Margaret-Ann Seger, Head of Product at Statsig, gave this presentation at the Product-Led Summit in San Francisco in 2023.
I lead the product team at a company called Statsig. Statsig is an experimentation and feature flagging platform that powers companies like Notion, Figma, Atlassian, and even Microsoft to be more data-driven in how they build products.
- Why experimentation was important at Uber
- Three arguments against experimentation
- Effect size vs. sample size
- Leveraging smart defaults
- Setting your experiment up for success
- Consider a rebrand
- Using advanced statistical techniques
- Why top-line metrics are a trap
- Using tools as an agent of change
- The importance of being pragmatic
Why experimentation was important at Uber
A lot of folks are launching products without experimenting and without being very data-driven.
I tend to learn things the hard way. One of my early experiences really hit home on why it's important to experiment. The year was 2016. I was working on our international markets at Uber, and the whole company had been working together on this big rider app redesign.
In 2016, the Uber app turned itself on its head by going destination-first. This was a big cross-company effort. There was about 12+ months of work involved and 10 big feature updates all rolled into this beautiful new app.
We launched it, we measured it as an experiment, and we started tracking the metric impact across different regions. And something interesting happened. The app was very positive in most regions, but in India and Southeast Asia, it was very bad for trips. Trips were down, revenue was down, and everything was progressing.
I was responsible for those regions at the time, and I was trying to figure out what was going on. I started to unpack all those changes, but the problem was that we’d bundled 10+ product changes into this redesign, so pinpointing exactly which one was causing these metric regressions was pretty tough.
So we started to undo them and tried to figure out which one was the culprit, and it turned out that the crux of the entire redesign was at fault.
There was previously a flow, where you entered your current location, dropped a pin, the driver would come to you, and then you’d tell them where you were going or enter it in the app optionally, but it wasn't required. We’d flipped that and said, “No, you have to enter your destination upfront. It’s mandatory.”
A bunch of great things came from this. You could provide the user an upfront price that was accurate, you could tell the driver where you were going, and so they could choose to accept or not accept based on how far they were going.
But in regions like India and Southeast Asia, it turned out that that just wasn't the culture around ride-hailing. People wanted the driver to come to them, and they’d tell the driver something like, “I'm in this neighborhood, three doors down after the church on the right.” It was all point of interest-based.
Furthermore, Google Maps locations wouldn’t snap to places that people recognized. Maps coverage just wasn't as good back in 2016.
I learned a lot from this experience, but the number one thing I learned was how important it is to be iterative and data-driven in your development. Launch one change at a time, test it, understand it, and then move on to the next because you can't just bundle these things in together and expect it to work seamlessly.
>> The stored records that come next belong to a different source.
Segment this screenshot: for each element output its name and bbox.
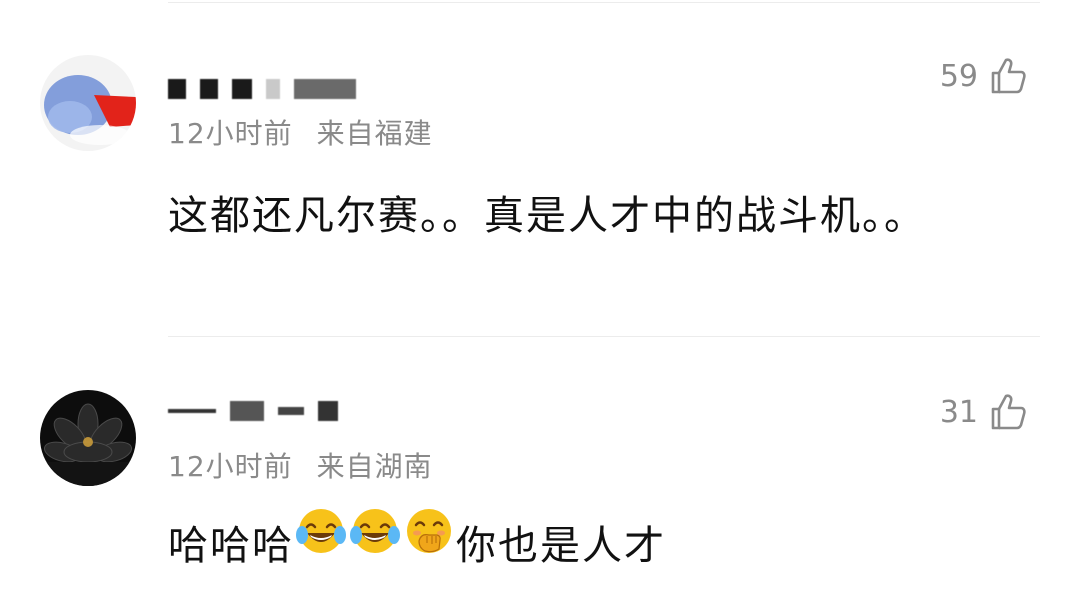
- thumbs-up-icon: [991, 394, 1026, 430]
- name-blur-block: [230, 401, 264, 421]
- comment-location: 来自福建: [316, 117, 433, 150]
- author-name[interactable]: [168, 78, 356, 100]
- name-blur-block: [232, 79, 252, 99]
- laughing-tears-emoji: [295, 504, 347, 584]
- name-blur-block: [168, 409, 216, 413]
- like-button[interactable]: 31: [940, 392, 1028, 432]
- top-divider: [168, 2, 1040, 3]
- like-count: 59: [939, 58, 978, 94]
- name-blur-block: [266, 79, 280, 99]
- comment-text: 哈哈哈 你也是人才: [168, 506, 938, 588]
- comment-text-after: 你也是人才: [456, 523, 666, 569]
- comment-text-before: 哈哈哈: [168, 523, 294, 569]
- hand-over-mouth-emoji: [403, 504, 455, 584]
- avatar[interactable]: [40, 390, 136, 486]
- like-button[interactable]: 59: [940, 56, 1028, 96]
- name-blur-block: [318, 401, 338, 421]
- comment-meta: 12小时前 来自湖南: [168, 445, 433, 485]
- comment-location: 来自湖南: [316, 450, 433, 483]
- comment-time: 12小时前: [168, 117, 293, 150]
- laughing-tears-emoji: [349, 504, 401, 584]
- author-name[interactable]: [168, 400, 338, 422]
- comment-divider: [168, 336, 1040, 337]
- name-blur-block: [200, 79, 218, 99]
- avatar[interactable]: [40, 55, 136, 151]
- name-blur-block: [278, 407, 304, 415]
- comment-text: 这都还凡尔赛。。真是人才中的战斗机。。: [168, 193, 926, 239]
- name-blur-block: [294, 79, 356, 99]
- like-count: 31: [939, 394, 978, 430]
- name-blur-block: [168, 79, 186, 99]
- comment-time: 12小时前: [168, 450, 293, 483]
- thumbs-up-icon: [991, 58, 1026, 94]
- comment-meta: 12小时前 来自福建: [168, 112, 433, 152]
Three arguments against experimentation
When you think of world-class experimentation, you probably think of companies like Meta, Google, and Amazon, companies that have billions of users to experiment on, in-house, super-optimized platforms, plus decades of experimentation culture. The reality is that everyone's running experiments, but the problem is that only some of them have control groups and randomization.
Anytime we're launching a new feature as a PM, we're experimenting. But if you're not measuring the impact of that, you can't optimize it.
I’m going to talk about how we, as PMs, can be that voice of experimentation at a company and how we can counter a lot of the often-cited arguments that people bring up to say that they don't have the time or energy to invest in experimentation.
The arguments we’ll cover are:
- We're too small to experiment.
- We can't afford to slow down.
- We just don't have the resources.
So, let's jump in.
Effect size vs. sample size
Statistical power is the probability of detecting an effect if there actually is a true effect to detect.
The reason why this is important is because it essentially dictates how many samples you're going to need to enroll in your experiment to reach a conclusion that you can trust.
The number of samples that you enroll dictates how long you have to run an experiment for. If you're a big company, you might be able to enroll a ton of samples really quickly. But if you're a small company, it might take you significantly longer to reach that same sample size.
People often talk about sample size and say, “We're small. We just don't have the people to experiment on.” But the reality is that there's another concept at play called ‘effect size,’ which is just as important, if not more important, than sample size.
Effect size is the amount of lift you're trying to detect and how big that is. If you’re Google or Facebook, you're probably working on super-optimized flows, and you want to detect a 0.1% lift. But if you're a startup, these are brand new flows, you're new, and you need to see big impacts for it to impact your top line, so you might be going for a 20, 30, or 40% lift.
The reason this is important is because this equation that dictates power depends linearly on effect size but on the square root of sample size, which means that sample size is much less important than effect when you're looking at whether you can experiment.